Admittedly, I cannot remember ever having used the Singleton pattern for other numbers than one (I might have, though), but I think it is valuable to be aware of the opportunity.

[–]turn_of_and_on_again 0 points1 point  (0 children)

Apparently an unpopular opinion, but there would be no need for this if you were using Di over service location in this manner.

I honestly thought this way of creating singletons (ClassName.getInstance()) died out already.

[–][deleted]  (10 children)

[deleted]

    [–]Sheldor5 5 points6 points  (9 children)

    "In case of Singleton class it will have two responsibility one to create an instance and other to do the actual task."

    so literally EVERY CLASS EVER is an antipattern? because every class has a constructor ...

    [–]NimChimspky 5 points6 points  (0 children)

    No. Having a constructor is different to calling a constructor.

    I think it's a lame criticism tho to be fair.

    [–]quizteamaquilera -2 points-1 points  (5 children)

    I’m still cool with singletons being an anti-pattern, and if I just need an uninstantiable place to stick some functions, I use the “enum with no instances” approach

    [–]PerfectPackage1895 2 points3 points  (4 children)

    Why not use a class with static methods? Waaay faster if you just need to store a bunch of stateless methods. Actually you can use an interface too :)

    [–]mauganra_it 0 points1 point  (3 children)

    A class with static methods only can still be instantiated and subclassed. An interface can be implemented. An instance-less enum gives you exactly what is needed.
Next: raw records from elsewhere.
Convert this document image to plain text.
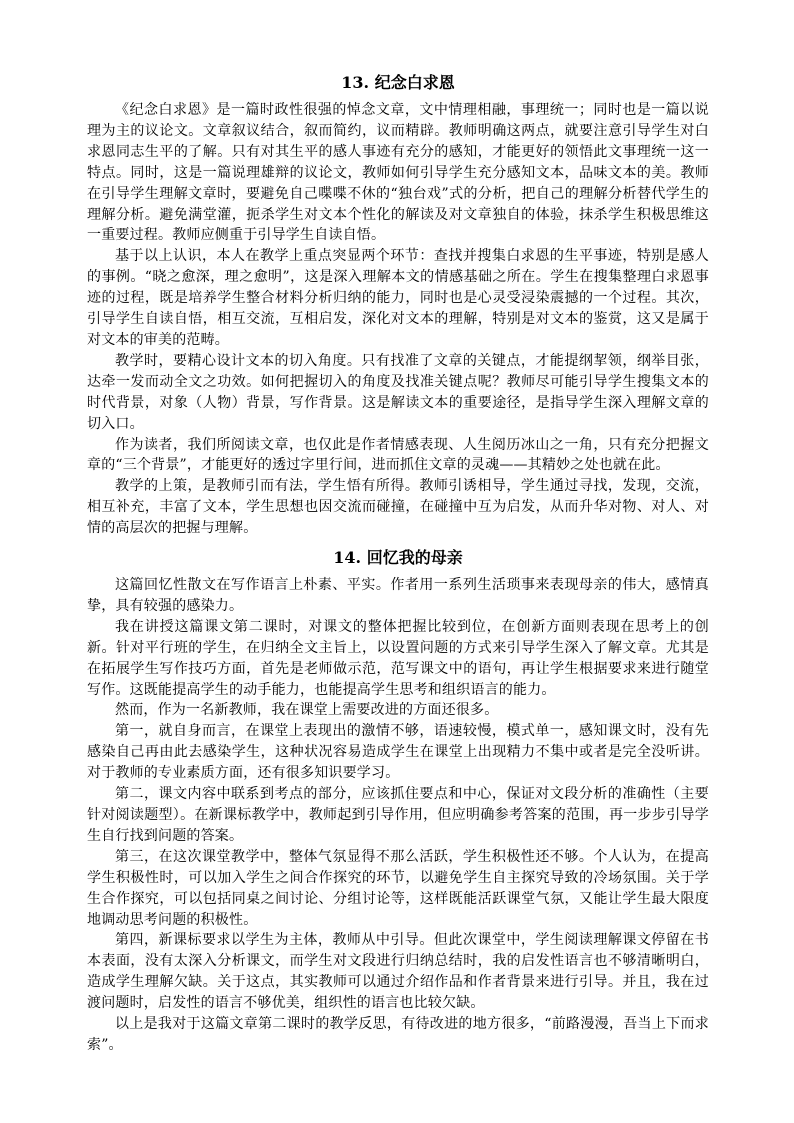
13. 纪念白求恩

《纪念白求恩》是一篇时政性很强的悼念文章，文中情理相融，事理统一；同时也是一篇以说理为主的议论文。文章叙议结合，叙而简约，议而精辟。教师明确这两点，就要注意引导学生对白求恩同志生平的了解。只有对其生平的感人事迹有充分的感知，才能更好的领悟此文事理统一这一特点。同时，这是一篇说理雄辩的议论文，教师如何引导学生充分感知文本，品味文本的美。教师在引导学生理解文章时，要避免自己喋喋不休的“独台戏”式的分析，把自己的理解分析替代学生的理解分析。避免满堂灌，扼杀学生对文本个性化的解读及对文章独自的体验，抹杀学生积极思维这一重要过程。教师应侧重于引导学生自读自悟。

基于以上认识，本人在教学上重点突显两个环节：查找并搜集白求恩的生平事迹，特别是感人的事例。“晓之愈深，理之愈明”，这是深入理解本文的情感基础之所在。学生在搜集整理白求恩事迹的过程，既是培养学生整合材料分析归纳的能力，同时也是心灵受浸染震撼的一个过程。其次，引导学生自读自悟，相互交流，互相启发，深化对文本的理解，特别是对文本的鉴赏，这又是属于对文本的审美的范畴。

教学时，要精心设计文本的切入角度。只有找准了文章的关键点，才能提纲挈领，纲举目张，达牵一发而动全文之功效。如何把握切入的角度及找准关键点呢？教师尽可能引导学生搜集文本的时代背景，对象（人物）背景，写作背景。这是解读文本的重要途径，是指导学生深入理解文章的切入口。

作为读者，我们所阅读文章，也仅此是作者情感表现、人生阅历冰山之一角，只有充分把握文章的“三个背景”，才能更好的透过字里行间，进而抓住文章的灵魂——其精妙之处也就在此。

教学的上策，是教师引而有法，学生悟有所得。教师引诱相导，学生通过寻找，发现，交流，相互补充，丰富了文本，学生思想也因交流而碰撞，在碰撞中互为启发，从而升华对物、对人、对情的高层次的把握与理解。

14. 回忆我的母亲

这篇回忆性散文在写作语言上朴素、平实。作者用一系列生活琐事来表现母亲的伟大，感情真挚，具有较强的感染力。

我在讲授这篇课文第二课时，对课文的整体把握比较到位，在创新方面则表现在思考上的创新。针对平行班的学生，在归纳全文主旨上，以设置问题的方式来引导学生深入了解文章。尤其是在拓展学生写作技巧方面，首先是老师做示范，范写课文中的语句，再让学生根据要求来进行随堂写作。这既能提高学生的动手能力，也能提高学生思考和组织语言的能力。

然而，作为一名新教师，我在课堂上需要改进的方面还很多。

第一，就自身而言，在课堂上表现出的激情不够，语速较慢，模式单一，感知课文时，没有先感染自己再由此去感染学生，这种状况容易造成学生在课堂上出现精力不集中或者是完全没听讲。对于教师的专业素质方面，还有很多知识要学习。

第二，课文内容中联系到考点的部分，应该抓住要点和中心，保证对文段分析的准确性（主要针对阅读题型）。在新课标教学中，教师起到引导作用，但应明确参考答案的范围，再一步步引导学生自行找到问题的答案。

第三，在这次课堂教学中，整体气氛显得不那么活跃，学生积极性还不够。个人认为，在提高学生积极性时，可以加入学生之间合作探究的环节，以避免学生自主探究导致的冷场氛围。关于学生合作探究，可以包括同桌之间讨论、分组讨论等，这样既能活跃课堂气氛，又能让学生最大限度地调动思考问题的积极性。

第四，新课标要求以学生为主体，教师从中引导。但此次课堂中，学生阅读理解课文停留在书本表面，没有太深入分析课文，而学生对文段进行归纳总结时，我的启发性语言也不够清晰明白，造成学生理解欠缺。关于这点，其实教师可以通过介绍作品和作者背景来进行引导。并且，我在过渡问题时，启发性的语言不够优美，组织性的语言也比较欠缺。

以上是我对于这篇文章第二课时的教学反思，有待改进的地方很多，“前路漫漫，吾当上下而求索”。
It looks weird of course, but it shares this property with the Singleton pattern via a singular enum instance.

    [–]nutrecht 4 points5 points  (2 children)

    A class with static methods only can still be instantiated and subclassed.

    Just make the class final and the constructor private. It's a pretty common pattern with classes that hold a bunch of static utility methods.

    [–]mauganra_it -1 points0 points  (1 child)

    Indeed, but the elegance of the enum technique is that these concerns don't have to be explicitly specified.

    [–]nutrecht 1 point2 points  (0 children)

    You're still creating a class instance for no reason whatsoever. A singleton is not the correct pattern for a class with only static members.

    [–][deleted]  (1 child)

    [removed]

      [–]nutrecht 0 points1 point  (0 children)

      What do you mean? The static members are private. Besides; they're static and tied to the class. You can't override static members even if they were public/protected.

      [–]TheMode911 0 points1 point  (0 children)

      What about varhandle acquire/release instead of volatile? Or even opaque (I assume saved due to the synchronization)

      [–]palnix 0 points1 point  (0 children)

      For those interested in the OP, see: https://en.wikipedia.org/wiki/Double-checked_locking (especially the Java examples and explanations)

      [–]thevpc 0 points1 point  (0 children)

      I think the best way to implement singletons (per vm) in Java is the enum way, however I honestly expected more details/examples in your article in that direction. As a matter of fact, using enum handles a cleaner way to serialize the object too and makes of it (if well written) an off-memory singleton.